Detection of Circulating Tumour Cells, Spread Through Air Space in Patients With Lung Cancer

Recruiting

• Conditions: Non-Small-Cell Lung Cancer

• Registration Number: NCT06833632
• Lead Sponsor: IRCCS Azienda Ospedaliero-Universitaria di Bologna

Brief Summary

The aim of this study is to evaluate the prognostic impact of the presence of circulating tumour cells Circulating Tumour Cells (CTCs), Spread Through Air Space (STAS) and lymph node micrometastases in patients undergoing radical surgery for non-small cell lung neoplasia

Detailed Description

Non-small cell lung cancer (NSCLC) is one of the leading causes of cancer deaths worldwide. Patients diagnosed with early-stage NSCLC are candidates for radical surgical resection with curative intent. However, disease recurrence after surgery is common, with 5-year recurrence rates ranging from about 20% in patients with stage I disease to about 50% in those with stage III disease. In detail, in patients operated with radical resection (R0), the loco-regional recurrence rate varies from 4.6 to 24%, with a significantly higher incidence in the first two years after surgery.

To date, only a few risk factors have been correlated with an increased propensity to develop recurrences, namely stage and some loco regional aggressiveness (e.g. pleural invasion, high-grade growth pattern, lymphovascular invasion), but there are still no certain elements that allow us to understand in advance the biology of the early spread of the disease and thus identify patients at high risk of relapse.

of relapse; the presence of these elements would have the potential advantage of playing a role both in recommending new therapeutic approaches for adjuvant treatment and in acting as biomarkers to anticipate the diagnosis or recurrence of lung cancer.

Until 2022, lobectomy was considered the standard of care for any type of lung neoplasm that was a candidate for surgery. Recent studies, however, have shown that even sublobar resections may allow adequate oncological radicality for tumours peripheral tumours of small size (\<2 cm) . Moreover, in the last decade, technological development has allowed a gradual replacement of traditional open techniques with mini-invasive techniques (videothoracoscopy, Video Assisted Thoracic Surgery (VATS), or robotic, Robotic Assisted Thoracic Surgery (RATS)).

Circulating tumour cells (CTCs) are considered to be the site of origin for possible disease recurrence in several cancers, showing a higher rate of disease recurrence in the case of high CTC levels. Despite this, their specific clinical role in lung cancer has not yet been clarified. CTCs from the peripheral blood of patients with breast cancer, melanoma, NSCLC and small cell lung cancer can form tumours in mice immunocompromised mice, confirming their carcinogenic potential.

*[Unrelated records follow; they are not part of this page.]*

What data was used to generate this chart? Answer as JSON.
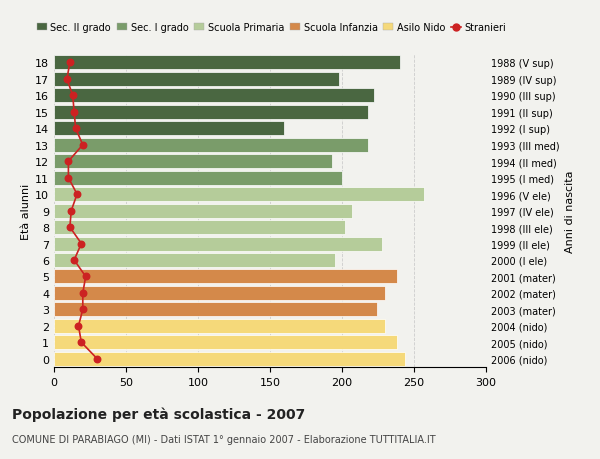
{
  "ages": [
    18,
    17,
    16,
    15,
    14,
    13,
    12,
    11,
    10,
    9,
    8,
    7,
    6,
    5,
    4,
    3,
    2,
    1,
    0
  ],
  "anni_nascita": [
    "1988 (V sup)",
    "1989 (IV sup)",
    "1990 (III sup)",
    "1991 (II sup)",
    "1992 (I sup)",
    "1993 (III med)",
    "1994 (II med)",
    "1995 (I med)",
    "1996 (V ele)",
    "1997 (IV ele)",
    "1998 (III ele)",
    "1999 (II ele)",
    "2000 (I ele)",
    "2001 (mater)",
    "2002 (mater)",
    "2003 (mater)",
    "2004 (nido)",
    "2005 (nido)",
    "2006 (nido)"
  ],
  "bar_values": [
    240,
    198,
    222,
    218,
    160,
    218,
    193,
    200,
    257,
    207,
    202,
    228,
    195,
    238,
    230,
    224,
    230,
    238,
    244
  ],
  "bar_colors": [
    "#4a6741",
    "#4a6741",
    "#4a6741",
    "#4a6741",
    "#4a6741",
    "#7a9c6a",
    "#7a9c6a",
    "#7a9c6a",
    "#b5cc9a",
    "#b5cc9a",
    "#b5cc9a",
    "#b5cc9a",
    "#b5cc9a",
    "#d4894a",
    "#d4894a",
    "#d4894a",
    "#f5d97a",
    "#f5d97a",
    "#f5d97a"
  ],
  "stranieri_values": [
    11,
    9,
    13,
    14,
    15,
    20,
    10,
    10,
    16,
    12,
    11,
    19,
    14,
    22,
    20,
    20,
    17,
    19,
    30
  ],
  "legend_labels": [
    "Sec. II grado",
    "Sec. I grado",
    "Scuola Primaria",
    "Scuola Infanzia",
    "Asilo Nido",
    "Stranieri"
  ],
  "legend_colors": [
    "#4a6741",
    "#7a9c6a",
    "#b5cc9a",
    "#d4894a",
    "#f5d97a",
    "#cc2222"
  ],
  "title": "Popolazione per età scolastica - 2007",
  "subtitle": "COMUNE DI PARABIAGO (MI) - Dati ISTAT 1° gennaio 2007 - Elaborazione TUTTITALIA.IT",
  "ylabel_left": "Età alunni",
  "ylabel_right": "Anni di nascita",
  "xlim": [
    0,
    300
  ],
  "xticks": [
    0,
    50,
    100,
    150,
    200,
    250,
    300
  ],
  "bg_color": "#f2f2ee",
  "grid_color": "#cccccc"
}
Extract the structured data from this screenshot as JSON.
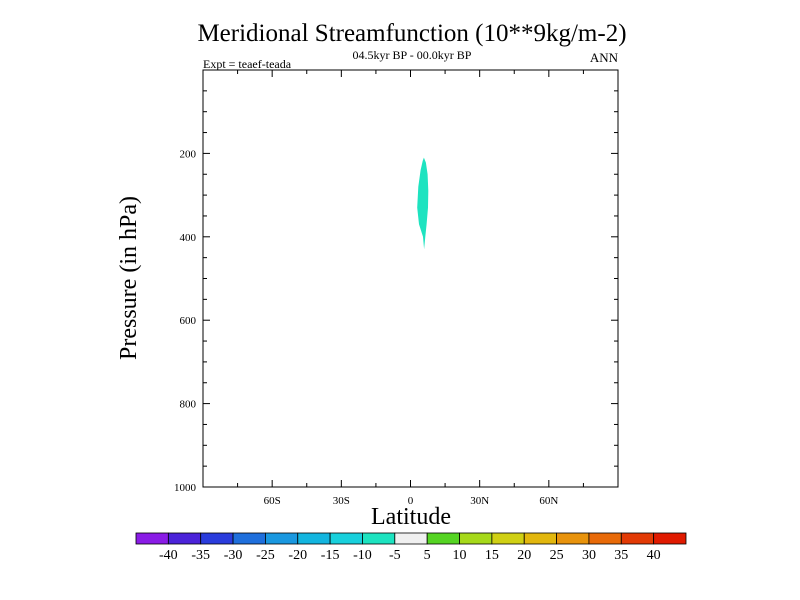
{
  "chart_data": {
    "type": "contour",
    "title": "Meridional Streamfunction (10**9kg/m-2)",
    "subtitle": "04.5kyr BP - 00.0kyr BP",
    "left_label": "Expt = teaef-teada",
    "right_label": "ANN",
    "xlabel": "Latitude",
    "ylabel": "Pressure (in hPa)",
    "xlim": [
      -90,
      90
    ],
    "ylim": [
      0,
      1000
    ],
    "y_reversed": true,
    "x_ticks": [
      {
        "value": -60,
        "label": "60S"
      },
      {
        "value": -30,
        "label": "30S"
      },
      {
        "value": 0,
        "label": "0"
      },
      {
        "value": 30,
        "label": "30N"
      },
      {
        "value": 60,
        "label": "60N"
      }
    ],
    "y_ticks": [
      {
        "value": 200,
        "label": "200"
      },
      {
        "value": 400,
        "label": "400"
      },
      {
        "value": 600,
        "label": "600"
      },
      {
        "value": 800,
        "label": "800"
      },
      {
        "value": 1000,
        "label": "1000"
      }
    ],
    "contour_regions": [
      {
        "level_range": [
          -10,
          -5
        ],
        "color": "#1ee3c0",
        "polygon": [
          [
            5.8,
            210
          ],
          [
            6.7,
            222
          ],
          [
            7.4,
            250
          ],
          [
            7.7,
            290
          ],
          [
            7.6,
            330
          ],
          [
            7.0,
            370
          ],
          [
            6.4,
            400
          ],
          [
            5.9,
            430
          ],
          [
            5.4,
            400
          ],
          [
            3.7,
            370
          ],
          [
            2.9,
            330
          ],
          [
            3.4,
            280
          ],
          [
            4.4,
            240
          ],
          [
            5.3,
            218
          ]
        ]
      }
    ],
    "colorbar": {
      "labels": [
        "-40",
        "-35",
        "-30",
        "-25",
        "-20",
        "-15",
        "-10",
        "-5",
        "5",
        "10",
        "15",
        "20",
        "25",
        "30",
        "35",
        "40"
      ],
      "colors": [
        "#8a1ce6",
        "#4b23d9",
        "#2a3cdc",
        "#1f6fdc",
        "#1a98e0",
        "#13b5df",
        "#18d0dc",
        "#1de3c0",
        "#f0f0f0",
        "#55d423",
        "#a6d91a",
        "#d0d014",
        "#e2b70e",
        "#e8930c",
        "#e86a08",
        "#e23a05",
        "#e01a00"
      ]
    }
  }
}
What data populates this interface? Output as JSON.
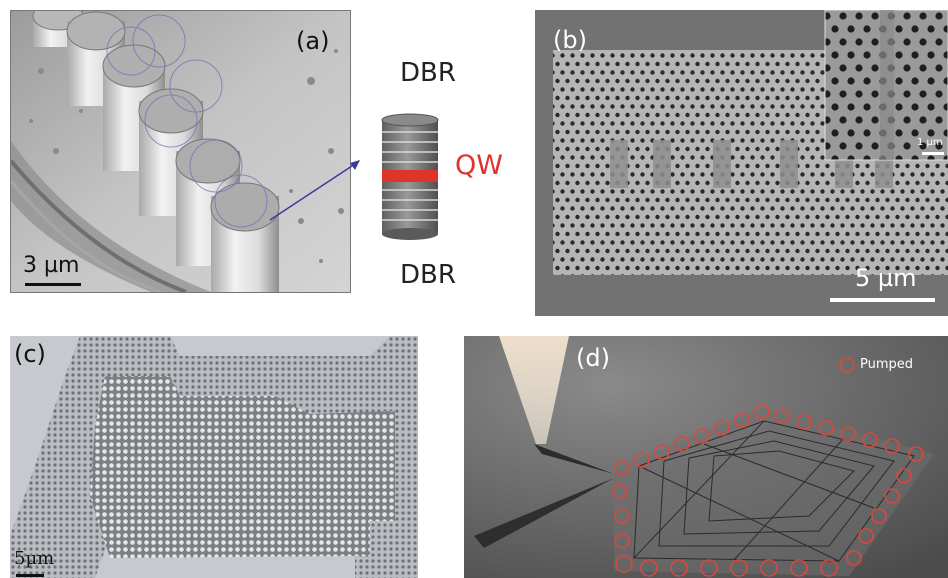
{
  "panels": {
    "a": {
      "label": "(a)",
      "scale_bar": "3 µm",
      "schematic": {
        "top": "DBR",
        "middle": "QW",
        "bottom": "DBR"
      },
      "colors": {
        "qw": "#e0332c",
        "pointer": "#3b3a9a"
      }
    },
    "b": {
      "label": "(b)",
      "scale_bar": "5 µm",
      "inset_scale_bar": "1 µm"
    },
    "c": {
      "label": "(c)",
      "scale_bar": "5µm"
    },
    "d": {
      "label": "(d)",
      "legend": "Pumped",
      "colors": {
        "pumped": "#e0463c"
      }
    }
  }
}
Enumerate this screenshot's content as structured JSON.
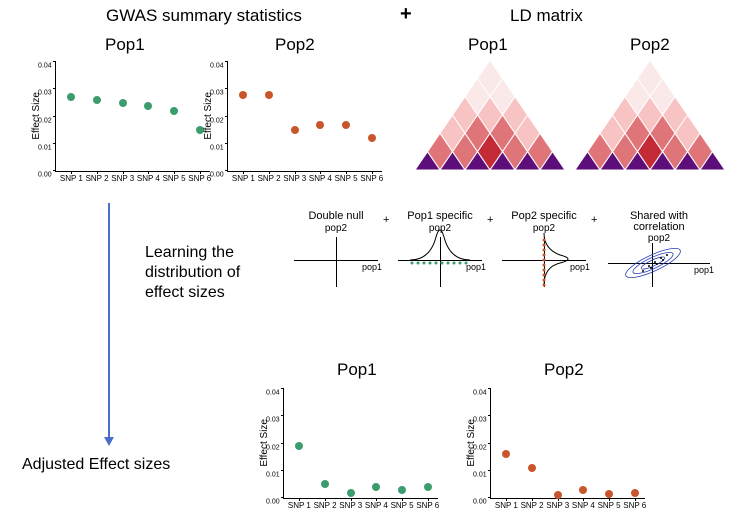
{
  "headings": {
    "gwas": "GWAS summary statistics",
    "plus": "+",
    "ld": "LD matrix",
    "pop1": "Pop1",
    "pop2": "Pop2"
  },
  "narrative": {
    "learn_line1": "Learning the",
    "learn_line2": "distribution of",
    "learn_line3": "effect sizes",
    "adjusted": "Adjusted Effect sizes"
  },
  "colors": {
    "pop1_dot": "#3b9d6d",
    "pop2_dot": "#c9552d",
    "arrow": "#4a6fc9",
    "ld_levels": [
      "#fbe8e8",
      "#f7c3c3",
      "#df7579",
      "#c32c37",
      "#9a1923",
      "#5d0e7a"
    ],
    "background": "#ffffff"
  },
  "axis": {
    "ylabel": "Effect Size",
    "yticks": [
      "0.00",
      "0.01",
      "0.02",
      "0.03",
      "0.04"
    ],
    "ytick_vals": [
      0.0,
      0.01,
      0.02,
      0.03,
      0.04
    ],
    "xticks": [
      "SNP 1",
      "SNP 2",
      "SNP 3",
      "SNP 4",
      "SNP 5",
      "SNP 6"
    ],
    "ylim": [
      0,
      0.04
    ],
    "tick_fontsize": 7,
    "label_fontsize": 10
  },
  "plots": {
    "top_pop1": {
      "color": "#3b9d6d",
      "values": [
        0.027,
        0.026,
        0.025,
        0.024,
        0.022,
        0.015
      ]
    },
    "top_pop2": {
      "color": "#c9552d",
      "values": [
        0.028,
        0.028,
        0.015,
        0.017,
        0.017,
        0.012
      ]
    },
    "bot_pop1": {
      "color": "#3b9d6d",
      "values": [
        0.019,
        0.005,
        0.002,
        0.004,
        0.003,
        0.004
      ]
    },
    "bot_pop2": {
      "color": "#c9552d",
      "values": [
        0.016,
        0.011,
        0.001,
        0.003,
        0.0015,
        0.002
      ]
    }
  },
  "dist": {
    "titles": {
      "dnull": "Double null",
      "p1": "Pop1 specific",
      "p2": "Pop2 specific",
      "sh_l1": "Shared with",
      "sh_l2": "correlation"
    },
    "xlab": "pop1",
    "ylab": "pop2",
    "plus": "+",
    "curve_color": "#000000",
    "p1_dots_color": "#3b9d6d",
    "p2_dots_color": "#c9552d",
    "ellipse_color": "#2a3fb1"
  },
  "ld": {
    "rows": 6,
    "palette": [
      "#fbe8e8",
      "#f7c3c3",
      "#df7579",
      "#c32c37",
      "#9a1923"
    ],
    "base_color": "#5d0e7a"
  }
}
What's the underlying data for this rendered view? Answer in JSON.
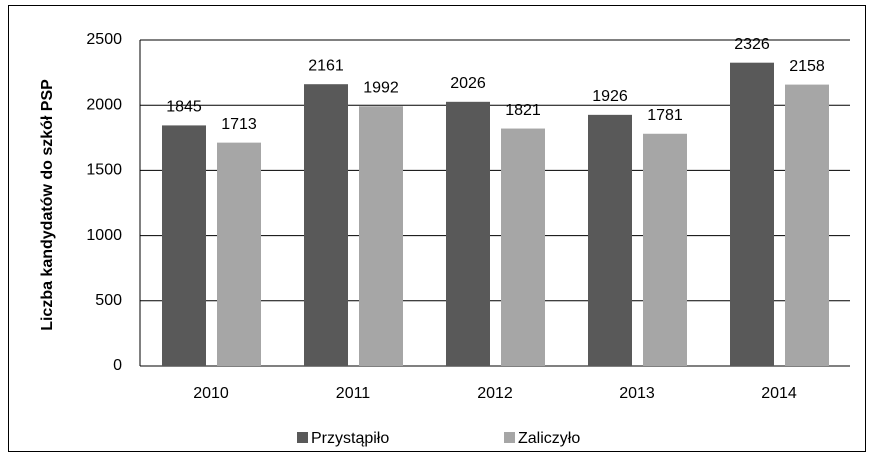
{
  "chart_data": {
    "type": "bar",
    "ylabel": "Liczba kandydatów do szkół PSP",
    "categories": [
      "2010",
      "2011",
      "2012",
      "2013",
      "2014"
    ],
    "series": [
      {
        "name": "Przystąpiło",
        "color": "#595959",
        "values": [
          1845,
          2161,
          2026,
          1926,
          2326
        ]
      },
      {
        "name": "Zaliczyło",
        "color": "#a6a6a6",
        "values": [
          1713,
          1992,
          1821,
          1781,
          2158
        ]
      }
    ],
    "ylim": [
      0,
      2500
    ],
    "yticks": [
      0,
      500,
      1000,
      1500,
      2000,
      2500
    ],
    "grid": true,
    "legend": "bottom"
  }
}
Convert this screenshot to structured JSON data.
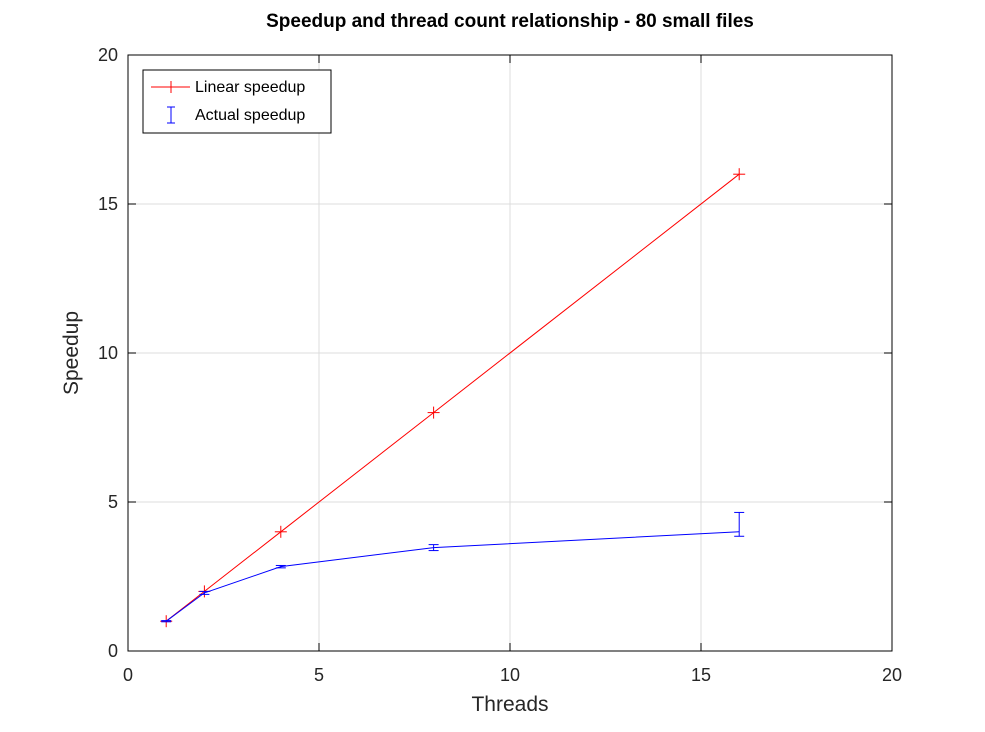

Furthermore, the presence of CTCs has also been correlated with manipulation of the lung during surgery, which would seem to favour dissemination, although the clinical significance is uncertain.

Recent studies have highlighted the importance of the molecular profile of neoplasms lung neoplasms that could change the standard of care with regard to neoadjuvant or adjuvant therapies. Molecular assessment is usually performed on biopsies or on the operative specimen of the primary tumour, but could potentially be performed on circulating tumour cells. Weak evidence on the clinical role of CTCs also includes their role in defining the molecular profile of the tumour.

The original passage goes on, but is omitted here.